One thing is abundantly clear: the Church will never “promote” condom use as the remedy to the AIDS problem in Africa. The reason for this policy is twofold. First, promotion of condoms inevitably means the sanctioning of promiscuity, and consequently, the increasing of AIDS itself. Second, existing data suggests that condom promotion simply doesn’t work, while abstinence programs have more of a shot. As much as we may wish to shout about “safe sex,” condom distribution first and foremost sends a message about sex itself: it is perfectly fine to be promiscuous. And only as a side note: oh, and be safe.
I have spoken to a number of Africans who find the Western supposition that “they’re going to do it anyway” to be insulting and, frankly, racist. Prejudice against Africans as primitive peoples with no self-discipline or control over the sex drive simmers just beneath the surface of much anti-abstinence propaganda.
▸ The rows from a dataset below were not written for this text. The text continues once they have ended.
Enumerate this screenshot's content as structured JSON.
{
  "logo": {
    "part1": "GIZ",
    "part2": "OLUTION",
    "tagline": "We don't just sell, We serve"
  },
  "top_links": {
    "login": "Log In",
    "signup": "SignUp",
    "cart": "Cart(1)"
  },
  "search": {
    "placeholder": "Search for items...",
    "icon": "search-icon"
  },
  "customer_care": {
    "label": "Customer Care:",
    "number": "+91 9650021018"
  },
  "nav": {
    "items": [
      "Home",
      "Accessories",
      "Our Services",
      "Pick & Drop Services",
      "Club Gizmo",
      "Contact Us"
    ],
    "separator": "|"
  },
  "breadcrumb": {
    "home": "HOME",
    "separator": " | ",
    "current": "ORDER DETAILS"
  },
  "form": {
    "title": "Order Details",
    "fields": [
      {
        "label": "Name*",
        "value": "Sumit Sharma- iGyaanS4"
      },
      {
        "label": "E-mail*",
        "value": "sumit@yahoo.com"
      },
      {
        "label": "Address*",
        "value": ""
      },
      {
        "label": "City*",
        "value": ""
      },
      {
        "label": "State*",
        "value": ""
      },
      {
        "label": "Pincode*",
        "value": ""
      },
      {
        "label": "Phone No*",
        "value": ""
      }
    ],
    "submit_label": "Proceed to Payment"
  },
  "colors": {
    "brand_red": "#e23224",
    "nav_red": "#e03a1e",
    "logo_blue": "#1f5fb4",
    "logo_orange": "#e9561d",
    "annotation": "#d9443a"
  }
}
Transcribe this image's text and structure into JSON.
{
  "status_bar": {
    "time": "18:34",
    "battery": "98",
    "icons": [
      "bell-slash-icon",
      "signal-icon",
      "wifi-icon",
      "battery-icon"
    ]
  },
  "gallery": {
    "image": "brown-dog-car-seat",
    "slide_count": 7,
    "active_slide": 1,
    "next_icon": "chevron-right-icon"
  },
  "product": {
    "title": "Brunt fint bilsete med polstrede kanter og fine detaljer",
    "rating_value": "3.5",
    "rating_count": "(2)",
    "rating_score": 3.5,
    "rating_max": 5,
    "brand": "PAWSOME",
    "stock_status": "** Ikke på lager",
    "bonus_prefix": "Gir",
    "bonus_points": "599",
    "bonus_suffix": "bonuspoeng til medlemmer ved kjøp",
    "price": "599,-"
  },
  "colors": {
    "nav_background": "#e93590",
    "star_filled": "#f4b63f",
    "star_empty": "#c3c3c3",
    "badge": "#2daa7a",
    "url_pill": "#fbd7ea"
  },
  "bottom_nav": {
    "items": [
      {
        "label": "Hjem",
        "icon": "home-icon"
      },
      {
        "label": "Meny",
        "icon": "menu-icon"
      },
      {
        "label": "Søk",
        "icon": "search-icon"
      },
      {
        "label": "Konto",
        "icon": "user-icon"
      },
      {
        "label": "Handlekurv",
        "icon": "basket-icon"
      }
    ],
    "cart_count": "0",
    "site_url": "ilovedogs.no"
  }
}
Behind the cries for “realism” stands the unspoken assumption that Africans are naturally and incorrigibly promiscuous.
This supposition, however, besides its thinly veiled racism, flies in the face of statistics. If we truly want to be “realistic” and objective, we should look to Uganda, the only African nation that has substantially curbed the rate of AIDS infection. Through an intense abstinence-based campaign, Uganda managed to reduce the infection rate from 29 percent to 4 percent in just ten years. As South African Cardinal Wilfred Napier put it, the unified message in Uganda, beginning with the president, was “Change your behaviour ... change your behaviour.”Compare Uganda’s success with the dismal failure of the two most condom-flooded African nations, Botswana and South Africa. South Africa has been inundated with condoms and its rate of AIDS infection continues to soar at 22 percent of the entire population. Botswana’s situation is even worse, with 37 percent of the adult population infected by AIDS. Professor Norman Hearst, of the University of California at San Francisco, notes that in Botswana condom sales rose from one million in 1993 to 3 million in 2001, while HIV infection among urban pregnant women rose from 27 percent to 45 percent. In Cameroon, as well, condom sales rose from 6 million to 15 million, while HIV prevalence rose from 3 percent to 9 percent.